Editorial: Historical thoughts about labor, in tribute to American workers

To mark the Labor Day holiday, The Virginian-Pilot and Daily Press Editorial Board presents these excerpts from speeches and proclamations regarding labor and the dignity of work.

“We honor the contributions of labor to the strength and safety of our nation. America’s capacity for leadership in the world depends on the character of our society at home; and, in a turbulent and uncertain world, our leadership would falter unless our domestic society is robust and progressive. The labor movement in the United States has made an indispensable contribution both to the vigor of our democracy and to the advancement of the ideals of freedom around the earth.”

— President John F. Kennedy, Labor Day Statement, Sept. 2, 1963.

“[W]hen you discover what you will be in your life, set out to do it as if God Almighty called you at this particular moment in history to do it. … If it falls your lot to be a street sweeper, sweep streets like Michelangelo painted pictures, sweep streets like Beethoven composed music, sweep streets like Leontyne Price sings before the Metropolitan Opera. Sweep streets like Shakespeare wrote poetry. Sweep streets so well that all the hosts of heaven and earth will have to pause and say: Here lived a great street sweeper who swept his job well. … For it isn’t by size that you win or fail. Be the best of whatever you are.”

— Rev. Martin Luther King Jr., address to Barratt Junior High School in Philadelphia, Oct. 26, 1967.

“On Labor Day, we are reminded that jobs are about more than a paycheck. They afford us the ability to take care of our family, friends and neighbors; to save for that well-deserved retirement; to give back to our communities and the country we would do anything for. Jobs allow us to dream, to look toward the future, and to encourage our children to do the same. Though there is much more to do until all our men and women have the rights and respect they need to thrive in their workplaces, on this occasion, let us recommit to standing together and resolving to create change.”

— President Barack Obama, Labor Day Proclamation, Sept. 2, 2016.

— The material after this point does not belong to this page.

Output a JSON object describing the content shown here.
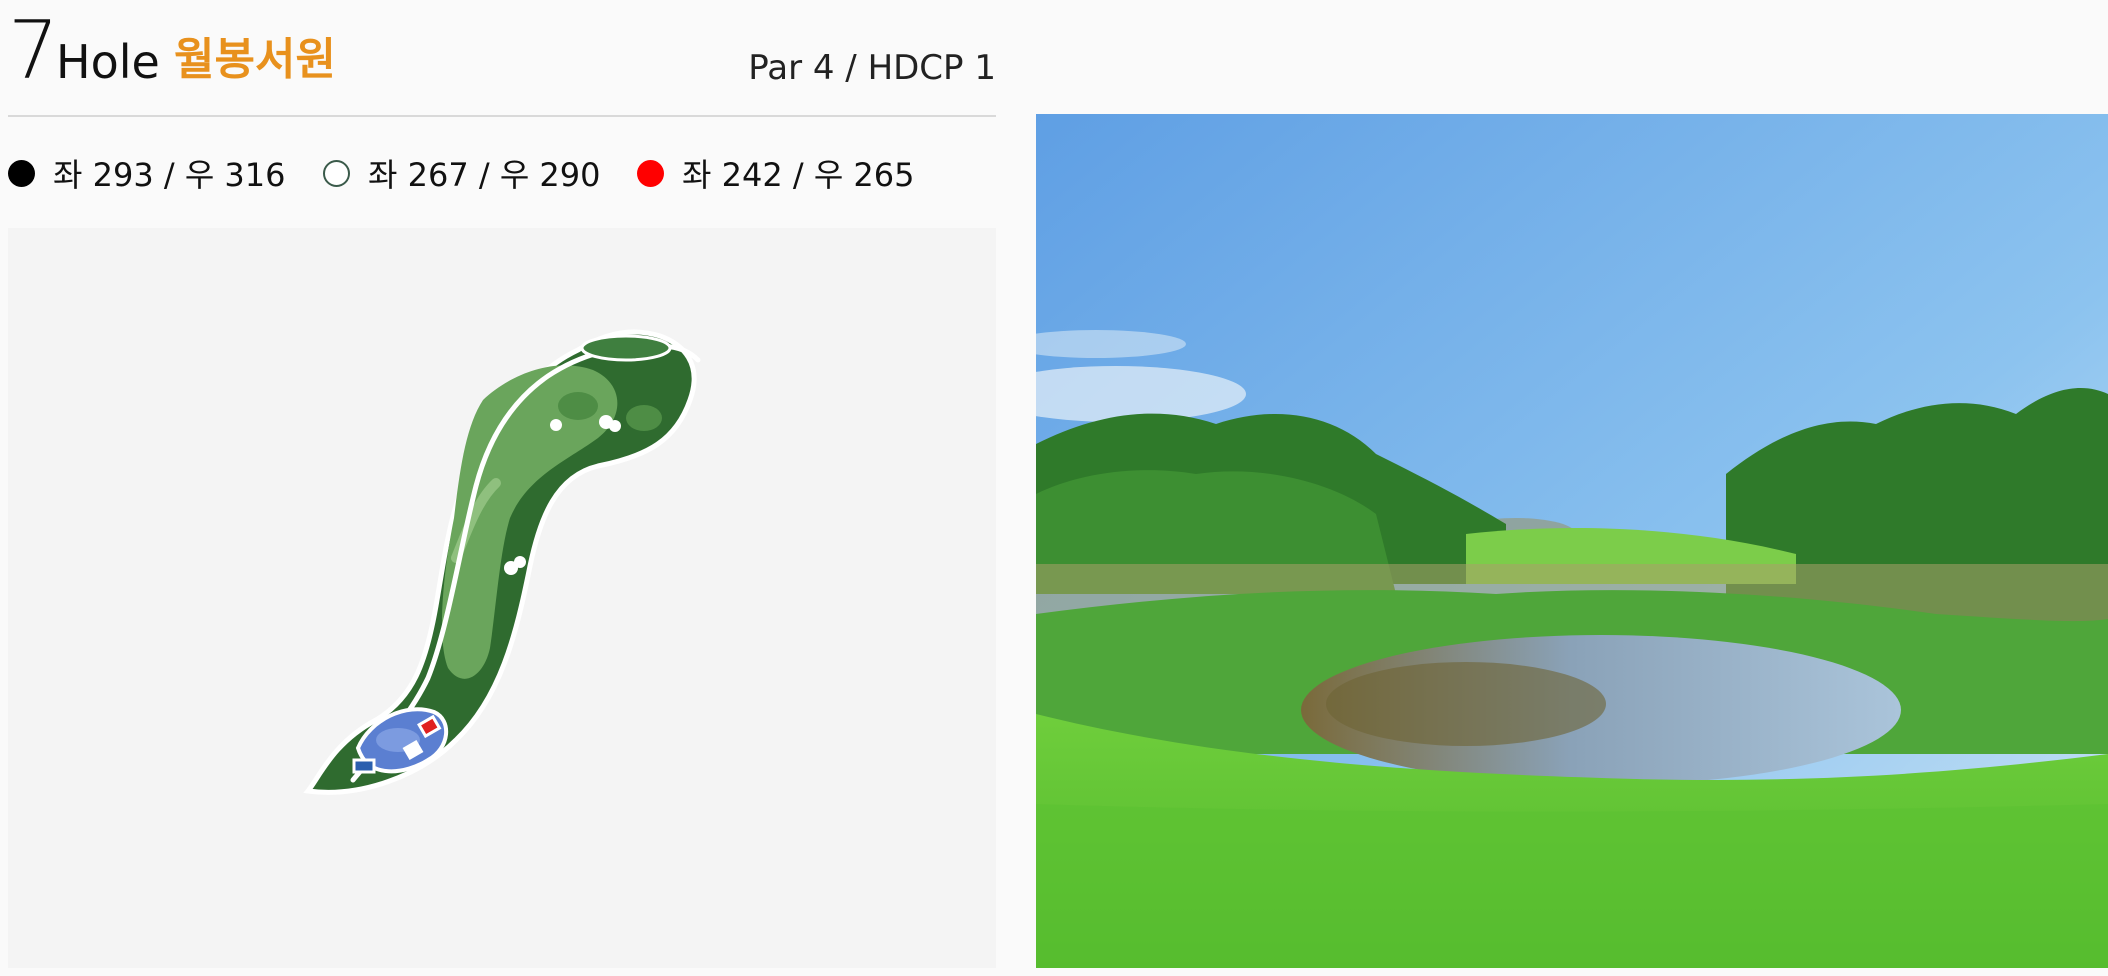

“On Labor Day, we celebrate the American worker: the bulwark of our national prosperity and the cornerstone of our national greatness. … In all economic decisions, we believe in our sovereign obligation to defend and protect our country’s workforce, and to seek its economic interests above that of any other country. America’s workers pay our taxes, support our values, serve in our military, raise our children, protect our Constitution, and build our communities. They deserve, in return, the unwavering fidelity of their Government.”

— President Donald Trump, Labor Day Proclamation, Aug. 31, 2018.

“It is one of the characteristics of a free and democratic modern nation that it have free and independent labor unions. In country after country in other lands, labor unions have disappeared as the iron hand of the dictator has taken command. Only in free lands have free labor unions survived. When union workers assemble with freedom and independence in a convention like this, it is proof that American democracy has remained unimpaired; it is a symbol of our determination to keep it free.”

— President Franklin Roosevelt, address to the Teamsters Union Convention in Washington, D.C., Sept. 11, 1940.

“[T]he work ethic holds that labor is good in itself; that a man or woman at work not only makes a contribution to his fellow man but becomes a better person by virtue of the act of working. That work ethic is ingrained in the American character. … That work ethic is why Americans are considered an industrious, purposeful people, and why a poor nation of 3 million people, over a course of two centuries, lifted itself into the position of the most powerful and respected leader of the free world today. … The dignity of work, the value of achievement, the morality of self-reliance — none of these is going out of style.”

— President Richard M. Nixon, Labor Day Address, Sept. 6, 1971.